E poi in questo salto che mi ha portato indietro di quarantaquattro anni ho acquistato la voce. Non ho mai saputo cantare; ogni volta che da bambina ci provavo, mio babbo mi prendeva in giro perché ero stonata ed io mi vergognavo e stavo zitta. Adesso, in questo secondo giro di giostra, so cantare, e ho anche una bella voce. Tiro giù le canzoni dalla mia radiolina col registratore a bobine che, incredibilmente, non mi hanno più sequestrato, e quando le canto, dentro di me fiorisce una felicità che non avevo mai provato, la gioia di avere la voce. Non l’avevo mai avuta, una voce, in nessun campo. In famiglia mi sembrava di parlare in playback, qualsiasi cosa dicessi non l’ascoltava nessuno. Nella vita sociale ero quella strana, la matta che dava in escandescenze e parlava a vanvera, la vocetta petulante che si lamentava e chiedeva aiuto, che due palle. La disperata che aveva sempre bisogno di compagnia e di conforto.

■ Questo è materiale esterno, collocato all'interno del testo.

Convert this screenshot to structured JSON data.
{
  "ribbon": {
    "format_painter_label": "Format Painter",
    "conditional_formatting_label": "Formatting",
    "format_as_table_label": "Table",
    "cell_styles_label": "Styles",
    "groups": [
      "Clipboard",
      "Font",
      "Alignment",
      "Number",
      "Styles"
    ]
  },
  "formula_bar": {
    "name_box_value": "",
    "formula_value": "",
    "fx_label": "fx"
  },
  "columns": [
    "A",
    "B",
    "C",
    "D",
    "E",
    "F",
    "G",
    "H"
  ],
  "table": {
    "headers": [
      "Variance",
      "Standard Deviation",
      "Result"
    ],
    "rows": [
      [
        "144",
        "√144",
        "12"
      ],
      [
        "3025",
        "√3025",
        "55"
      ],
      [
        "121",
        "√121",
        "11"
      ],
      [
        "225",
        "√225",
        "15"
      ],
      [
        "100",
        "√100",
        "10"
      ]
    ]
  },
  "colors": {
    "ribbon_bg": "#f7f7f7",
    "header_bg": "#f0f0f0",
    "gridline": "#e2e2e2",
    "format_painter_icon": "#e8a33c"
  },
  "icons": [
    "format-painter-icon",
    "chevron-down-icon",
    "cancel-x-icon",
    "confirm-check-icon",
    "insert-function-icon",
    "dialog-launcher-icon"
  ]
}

Quella che non si reggeva in piedi da sola perché non aveva mai imparato a camminare. Mi ci sono voluti anni per imparare a reggermi sulle mie gambe, e a quel punto ho deciso che non avevo più niente da dire con nessuno. Ogni tanto davo aria alla bocca, per educazione, ma non sprecavo la voce per cercare un contatto con una specie della quale non mi sentivo parte. E in tutto il tempo che dovevo trascorrere sul lavoro, ero muta. Espletati i miei doveri col pubblico e col telefono, mi tenevo rigorosamente alla larga dalle chiacchiere e dai capannelli nei corridoi e alla macchinetta del caffè, tanto ero matta, lo sapevano tutti. E poi non avevo argomenti in comune con i colleghi del Palazzaccio, mi risultava già molto difficile accettare di appartenere alla loro stessa specie. Che anche quelli fossero umani, non me ne facevo una ragione.
Forse tornare indietro nel tempo non ha fatto tanto bene a Beatrice. A tredici anni si è già chiusa in se stessa e sta rifiutando il mondo. Magari ha ragione, lo ha solo capito con un po’ di anticipo.